如果leader不在最终assignment中,(案例中topicA的p1和p2分区原来leader都是333,但是333被移除了,replicas变为111和222)需要重新选主;

反之(案例中topicA的p0分区,原来leader是111),leader不会变化,发送LeaderAndIsr(包含最终assignment)给最终的副本brokers集合。

private def moveReassignedPartitionLeaderIfRequired(topicPartition: TopicPartition,
                                                      newAssignment: ReplicaAssignment): Unit = {
    val reassignedReplicas = newAssignment.replicas
    val currentLeader = controllerContext.partitionLeadershipInfo(topicPartition).leaderAndIsr.leader
    if (!reassignedReplicas.contains(currentLeader)) {
      // case1 如果partition leader不在最终分配里
      // 重新选举partition leader,isr列表中选取存活副本,发送LeaderAndIsrRequest
      partitionStateMachine.handleStateChanges(Seq(topicPartition), OnlinePartition, Some(ReassignPartitionLeaderElectionStrategy))
    } else if (controllerContext.isReplicaOnline(currentLeader, topicPartition)) {
      // case2 【这保证了assignment即使replica无序也不会重新触发选主】
      // leader在新分配里且存活
      // 更新leader epoch,发送LeaderAndIsrRequest给所有目标副本
      // 这些副本更新内存partition信息
      updateLeaderEpochAndSendRequest(topicPartition, newAssignment)
    } else {
      // case3 leader在新分配里但死亡,同1
      partitionStateMachine.handleStateChanges(Seq(topicPartition), OnlinePartition, Some(ReassignPartitionLeaderElectionStrategy))
    }
  }

与上一章topic创建选主流程一致:

1)选主;

2)更新LeaderAndIsr到/brokers/topics/{topic}/partitions/{partitionId}/state节点;

3)缓存到controllerContext;

4)发送LeaderAndIsrRequest给partition内的副本;

Election#leaderForReassign:唯一不同的是选主策略。

topic创建时选择存活副本中第一个作为初始leader。

本次在reassign中,从isr+目标存活副本中过滤出一个副本作为leader

  private def leaderForReassign(partition: TopicPartition,
                                leaderAndIsr: LeaderAndIsr, // from zk
                                controllerContext: ControllerContext): 
ElectionResult = {
    // 目标副本111和222
    val targetReplicas = controllerContext.partitionFullReplicaAssignment(partition).targetReplicas
    // 目标存活副本111和222
    val liveReplicas = targetReplicas.filter(replica => controllerContext.isReplicaOnline(replica, partition))
    // zk里的p1分区的状态 leader=333,isr=111和222和333
    val isr = leaderAndIsr.isr
    // 从isr+目标存活副本中过滤出一个副本作为leader
    val leaderOpt = PartitionLeaderElectionAlgorithms.reassignPartitionLeaderElection(targetReplicas, isr, liveReplicas.toSet)
    val newLeaderAndIsrOpt = leaderOpt.map(leader => leaderAndIsr.newLeader(leader))
    ElectionResult(partition, newLeaderAndIsrOpt, targetReplicas)
  }

  def reassignPartitionLeaderElection(reassignment: Seq[Int], isr: Seq[Int], liveReplicas: Set[Int]): Option[Int] = {
    reassignment.find(id => liveReplicas.contains(id) && isr.contains(id))
  }

2-6-2、移除副本下线

【4】KafkaController#stopRemovedReplicasOfReassignedPartition:controller对变更下线replica状态变更

OnlineReplica→OfflineReplica→ReplicaDeletionStarted→ReplicaDeletionSuccessful→NonExistentReplica。

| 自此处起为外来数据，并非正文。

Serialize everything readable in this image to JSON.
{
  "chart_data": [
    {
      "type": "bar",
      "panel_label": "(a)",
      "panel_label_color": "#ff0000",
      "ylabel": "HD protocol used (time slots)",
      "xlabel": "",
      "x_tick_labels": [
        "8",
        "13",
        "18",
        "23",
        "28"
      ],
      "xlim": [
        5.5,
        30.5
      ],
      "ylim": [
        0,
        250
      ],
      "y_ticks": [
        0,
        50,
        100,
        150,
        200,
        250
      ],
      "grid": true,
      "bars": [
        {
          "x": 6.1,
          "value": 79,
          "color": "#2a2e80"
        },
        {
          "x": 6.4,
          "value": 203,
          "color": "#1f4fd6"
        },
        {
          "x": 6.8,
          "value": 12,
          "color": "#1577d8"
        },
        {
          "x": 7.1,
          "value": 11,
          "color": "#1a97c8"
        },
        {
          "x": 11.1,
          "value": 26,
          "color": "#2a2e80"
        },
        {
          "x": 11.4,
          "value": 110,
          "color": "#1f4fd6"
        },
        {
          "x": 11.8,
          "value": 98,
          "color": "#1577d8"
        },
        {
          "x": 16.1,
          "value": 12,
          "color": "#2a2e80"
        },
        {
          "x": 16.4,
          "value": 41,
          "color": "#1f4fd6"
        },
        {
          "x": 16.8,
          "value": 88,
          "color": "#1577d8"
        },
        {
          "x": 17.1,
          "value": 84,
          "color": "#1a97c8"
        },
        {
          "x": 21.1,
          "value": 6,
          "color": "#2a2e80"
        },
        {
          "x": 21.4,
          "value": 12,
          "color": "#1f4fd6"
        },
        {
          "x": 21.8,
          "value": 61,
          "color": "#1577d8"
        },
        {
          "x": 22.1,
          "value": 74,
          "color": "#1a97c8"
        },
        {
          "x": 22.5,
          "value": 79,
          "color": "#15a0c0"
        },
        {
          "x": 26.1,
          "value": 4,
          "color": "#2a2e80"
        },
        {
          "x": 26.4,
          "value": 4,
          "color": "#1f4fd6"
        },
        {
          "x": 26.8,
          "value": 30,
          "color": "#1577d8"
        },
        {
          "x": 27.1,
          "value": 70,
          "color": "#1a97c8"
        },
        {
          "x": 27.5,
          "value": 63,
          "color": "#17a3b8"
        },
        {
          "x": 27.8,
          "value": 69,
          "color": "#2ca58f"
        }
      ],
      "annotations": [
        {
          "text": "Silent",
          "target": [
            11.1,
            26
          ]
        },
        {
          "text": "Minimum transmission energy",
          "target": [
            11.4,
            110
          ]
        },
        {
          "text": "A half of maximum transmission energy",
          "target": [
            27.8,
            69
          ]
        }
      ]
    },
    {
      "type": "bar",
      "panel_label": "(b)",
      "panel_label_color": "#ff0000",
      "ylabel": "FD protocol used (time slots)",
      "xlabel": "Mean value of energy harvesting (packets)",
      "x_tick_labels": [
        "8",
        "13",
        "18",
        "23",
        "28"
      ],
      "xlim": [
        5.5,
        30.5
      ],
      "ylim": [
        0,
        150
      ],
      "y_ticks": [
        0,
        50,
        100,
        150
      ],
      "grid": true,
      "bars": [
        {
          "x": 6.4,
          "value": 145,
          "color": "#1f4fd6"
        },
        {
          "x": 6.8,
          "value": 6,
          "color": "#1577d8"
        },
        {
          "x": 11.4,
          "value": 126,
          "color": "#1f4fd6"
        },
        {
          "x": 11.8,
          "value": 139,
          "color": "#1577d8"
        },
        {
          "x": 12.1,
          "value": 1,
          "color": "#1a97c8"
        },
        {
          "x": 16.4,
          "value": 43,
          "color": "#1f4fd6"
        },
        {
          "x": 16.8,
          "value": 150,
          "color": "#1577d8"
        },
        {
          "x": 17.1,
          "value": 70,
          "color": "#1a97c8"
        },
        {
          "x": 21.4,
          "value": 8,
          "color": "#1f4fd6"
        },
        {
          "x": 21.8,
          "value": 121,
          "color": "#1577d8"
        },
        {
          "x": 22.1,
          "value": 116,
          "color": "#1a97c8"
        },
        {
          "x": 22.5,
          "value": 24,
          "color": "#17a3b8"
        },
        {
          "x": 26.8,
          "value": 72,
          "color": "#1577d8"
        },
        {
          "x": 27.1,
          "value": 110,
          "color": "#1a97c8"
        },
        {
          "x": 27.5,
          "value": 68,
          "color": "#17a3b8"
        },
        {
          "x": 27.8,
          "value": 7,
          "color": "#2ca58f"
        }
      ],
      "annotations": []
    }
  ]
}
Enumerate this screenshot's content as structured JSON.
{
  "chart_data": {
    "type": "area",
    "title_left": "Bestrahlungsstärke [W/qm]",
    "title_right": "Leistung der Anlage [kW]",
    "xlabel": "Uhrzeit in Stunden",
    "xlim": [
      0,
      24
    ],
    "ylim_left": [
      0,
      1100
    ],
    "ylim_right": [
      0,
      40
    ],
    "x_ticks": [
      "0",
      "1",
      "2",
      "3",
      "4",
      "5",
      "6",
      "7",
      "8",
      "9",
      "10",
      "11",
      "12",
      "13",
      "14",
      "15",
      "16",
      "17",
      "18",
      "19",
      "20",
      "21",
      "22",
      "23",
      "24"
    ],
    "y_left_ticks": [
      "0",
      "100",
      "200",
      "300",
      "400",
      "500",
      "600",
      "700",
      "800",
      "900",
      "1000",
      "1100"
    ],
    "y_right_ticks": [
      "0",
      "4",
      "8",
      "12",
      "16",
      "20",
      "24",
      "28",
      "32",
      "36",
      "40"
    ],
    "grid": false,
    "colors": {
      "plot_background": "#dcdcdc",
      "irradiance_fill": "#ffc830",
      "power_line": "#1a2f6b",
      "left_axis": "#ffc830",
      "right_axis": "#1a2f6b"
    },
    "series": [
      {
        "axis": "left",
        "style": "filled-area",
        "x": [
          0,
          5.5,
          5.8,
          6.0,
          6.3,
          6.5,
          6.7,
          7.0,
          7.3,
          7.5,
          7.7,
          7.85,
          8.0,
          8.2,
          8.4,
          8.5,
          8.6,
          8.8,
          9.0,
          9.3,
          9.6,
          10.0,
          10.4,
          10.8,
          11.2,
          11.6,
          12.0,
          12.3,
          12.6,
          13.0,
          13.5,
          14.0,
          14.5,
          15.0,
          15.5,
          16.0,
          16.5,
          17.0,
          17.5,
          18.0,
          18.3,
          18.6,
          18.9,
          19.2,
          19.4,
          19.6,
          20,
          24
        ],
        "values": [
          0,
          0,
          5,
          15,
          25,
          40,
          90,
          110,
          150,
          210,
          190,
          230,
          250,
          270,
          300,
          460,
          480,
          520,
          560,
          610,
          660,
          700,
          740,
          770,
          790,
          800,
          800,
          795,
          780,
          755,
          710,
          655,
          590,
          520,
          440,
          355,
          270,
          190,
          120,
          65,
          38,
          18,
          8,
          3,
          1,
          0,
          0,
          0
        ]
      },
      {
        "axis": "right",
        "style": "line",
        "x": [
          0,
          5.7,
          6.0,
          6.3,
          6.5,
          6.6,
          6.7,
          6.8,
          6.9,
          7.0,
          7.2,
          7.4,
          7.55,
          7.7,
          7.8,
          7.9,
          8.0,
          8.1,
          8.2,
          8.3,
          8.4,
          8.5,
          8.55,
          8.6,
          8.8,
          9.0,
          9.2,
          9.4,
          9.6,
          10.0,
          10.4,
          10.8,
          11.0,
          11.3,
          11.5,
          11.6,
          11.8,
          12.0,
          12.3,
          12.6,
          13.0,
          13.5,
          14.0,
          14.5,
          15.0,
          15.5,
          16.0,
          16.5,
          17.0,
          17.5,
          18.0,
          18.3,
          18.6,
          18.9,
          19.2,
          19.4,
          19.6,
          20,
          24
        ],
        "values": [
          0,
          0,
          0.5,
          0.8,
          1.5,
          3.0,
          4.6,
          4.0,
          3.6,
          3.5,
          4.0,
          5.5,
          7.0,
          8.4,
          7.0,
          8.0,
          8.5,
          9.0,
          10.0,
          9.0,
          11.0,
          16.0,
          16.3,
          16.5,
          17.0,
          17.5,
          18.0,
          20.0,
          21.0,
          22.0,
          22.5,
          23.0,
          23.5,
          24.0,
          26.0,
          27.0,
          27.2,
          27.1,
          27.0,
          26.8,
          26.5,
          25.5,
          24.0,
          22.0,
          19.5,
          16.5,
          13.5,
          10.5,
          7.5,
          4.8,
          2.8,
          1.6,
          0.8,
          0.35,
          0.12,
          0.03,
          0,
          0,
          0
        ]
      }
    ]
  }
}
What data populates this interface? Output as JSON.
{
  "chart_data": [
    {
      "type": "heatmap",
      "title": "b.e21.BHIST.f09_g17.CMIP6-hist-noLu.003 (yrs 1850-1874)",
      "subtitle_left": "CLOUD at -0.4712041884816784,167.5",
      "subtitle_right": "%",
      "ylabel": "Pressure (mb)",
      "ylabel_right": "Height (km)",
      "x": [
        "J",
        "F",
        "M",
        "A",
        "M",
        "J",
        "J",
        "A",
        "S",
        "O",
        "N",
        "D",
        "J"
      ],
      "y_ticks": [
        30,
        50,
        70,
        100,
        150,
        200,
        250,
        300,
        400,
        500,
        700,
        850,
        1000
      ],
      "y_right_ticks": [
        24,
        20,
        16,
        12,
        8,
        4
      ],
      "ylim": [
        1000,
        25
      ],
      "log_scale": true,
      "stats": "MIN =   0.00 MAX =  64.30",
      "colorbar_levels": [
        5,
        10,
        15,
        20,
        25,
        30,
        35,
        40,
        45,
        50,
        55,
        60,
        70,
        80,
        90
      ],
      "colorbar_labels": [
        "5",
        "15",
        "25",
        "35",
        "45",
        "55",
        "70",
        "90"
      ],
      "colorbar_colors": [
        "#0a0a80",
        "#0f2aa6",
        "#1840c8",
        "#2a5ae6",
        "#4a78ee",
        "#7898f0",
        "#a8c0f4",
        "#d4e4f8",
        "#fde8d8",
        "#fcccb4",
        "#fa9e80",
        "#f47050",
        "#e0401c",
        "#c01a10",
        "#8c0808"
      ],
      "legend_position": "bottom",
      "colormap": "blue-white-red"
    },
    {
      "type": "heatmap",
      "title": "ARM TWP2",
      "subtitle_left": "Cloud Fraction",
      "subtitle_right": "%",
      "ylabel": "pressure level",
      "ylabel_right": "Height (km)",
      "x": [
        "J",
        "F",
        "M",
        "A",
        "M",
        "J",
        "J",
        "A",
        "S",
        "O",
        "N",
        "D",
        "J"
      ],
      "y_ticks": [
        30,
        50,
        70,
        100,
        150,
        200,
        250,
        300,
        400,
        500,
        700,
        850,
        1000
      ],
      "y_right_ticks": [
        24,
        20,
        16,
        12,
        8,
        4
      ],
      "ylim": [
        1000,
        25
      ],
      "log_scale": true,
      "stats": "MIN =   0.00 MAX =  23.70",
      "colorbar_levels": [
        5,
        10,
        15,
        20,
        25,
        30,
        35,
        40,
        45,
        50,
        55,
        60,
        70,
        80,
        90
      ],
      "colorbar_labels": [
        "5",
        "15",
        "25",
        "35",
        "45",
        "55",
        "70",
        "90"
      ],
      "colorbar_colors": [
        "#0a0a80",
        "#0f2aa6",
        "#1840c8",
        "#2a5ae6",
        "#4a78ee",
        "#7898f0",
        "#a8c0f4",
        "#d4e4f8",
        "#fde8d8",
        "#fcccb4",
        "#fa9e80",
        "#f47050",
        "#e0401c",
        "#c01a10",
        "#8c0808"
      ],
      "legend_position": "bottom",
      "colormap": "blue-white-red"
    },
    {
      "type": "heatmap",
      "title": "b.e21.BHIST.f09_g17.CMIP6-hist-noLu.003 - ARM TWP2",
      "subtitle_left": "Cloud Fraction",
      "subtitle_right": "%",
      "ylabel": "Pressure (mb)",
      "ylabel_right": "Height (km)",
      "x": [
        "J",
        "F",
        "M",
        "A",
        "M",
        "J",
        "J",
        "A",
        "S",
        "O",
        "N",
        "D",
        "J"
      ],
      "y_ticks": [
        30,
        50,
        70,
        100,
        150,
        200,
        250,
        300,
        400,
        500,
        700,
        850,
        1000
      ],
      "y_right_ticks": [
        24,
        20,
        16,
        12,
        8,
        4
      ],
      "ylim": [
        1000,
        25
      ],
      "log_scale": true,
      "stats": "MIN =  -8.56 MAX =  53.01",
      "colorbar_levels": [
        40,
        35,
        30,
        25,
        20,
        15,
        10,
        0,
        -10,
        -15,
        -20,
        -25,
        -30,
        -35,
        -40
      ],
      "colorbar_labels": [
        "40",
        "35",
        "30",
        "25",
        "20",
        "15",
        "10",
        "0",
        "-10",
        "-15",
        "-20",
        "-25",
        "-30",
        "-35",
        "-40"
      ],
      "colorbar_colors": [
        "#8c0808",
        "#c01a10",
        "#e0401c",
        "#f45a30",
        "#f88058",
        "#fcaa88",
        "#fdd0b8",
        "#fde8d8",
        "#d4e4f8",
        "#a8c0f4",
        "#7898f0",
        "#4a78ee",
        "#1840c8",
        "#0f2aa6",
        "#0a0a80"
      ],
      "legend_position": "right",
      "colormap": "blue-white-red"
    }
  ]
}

  private def stopRemovedReplicasOfReassignedPartition(topicPartition: TopicPartition,
                                                       removedReplicas: Seq[Int]): Unit = {
    val replicasToBeDeleted = removedReplicas.map(PartitionAndReplica(topicPartition, _))
    // 将下线replica从isr中移除(zk和内存),并发送StopReplicaRequest(deletePartition=false)
    // 向partition内其他成员发送LeaderAndIsr,因为isr变更了
    replicaStateMachine.handleStateChanges(replicasToBeDeleted, OfflineReplica)
    // 发送StopReplicaRequest(deletePartition=true)给下线replica
    replicaStateMachine.handleStateChanges(replicasToBeDeleted, ReplicaDeletionStarted)
    replicaStateMachine.handleStateChanges(replicasToBeDeleted, ReplicaDeletionSuccessful)
    // 内存移除下线replica状态
    replicaStateMachine.handleStateChanges(replicasToBeDeleted, NonExistentReplica)
  }

ZkReplicaStateMachine#doHandleStateChanges:OfflineReplica状态。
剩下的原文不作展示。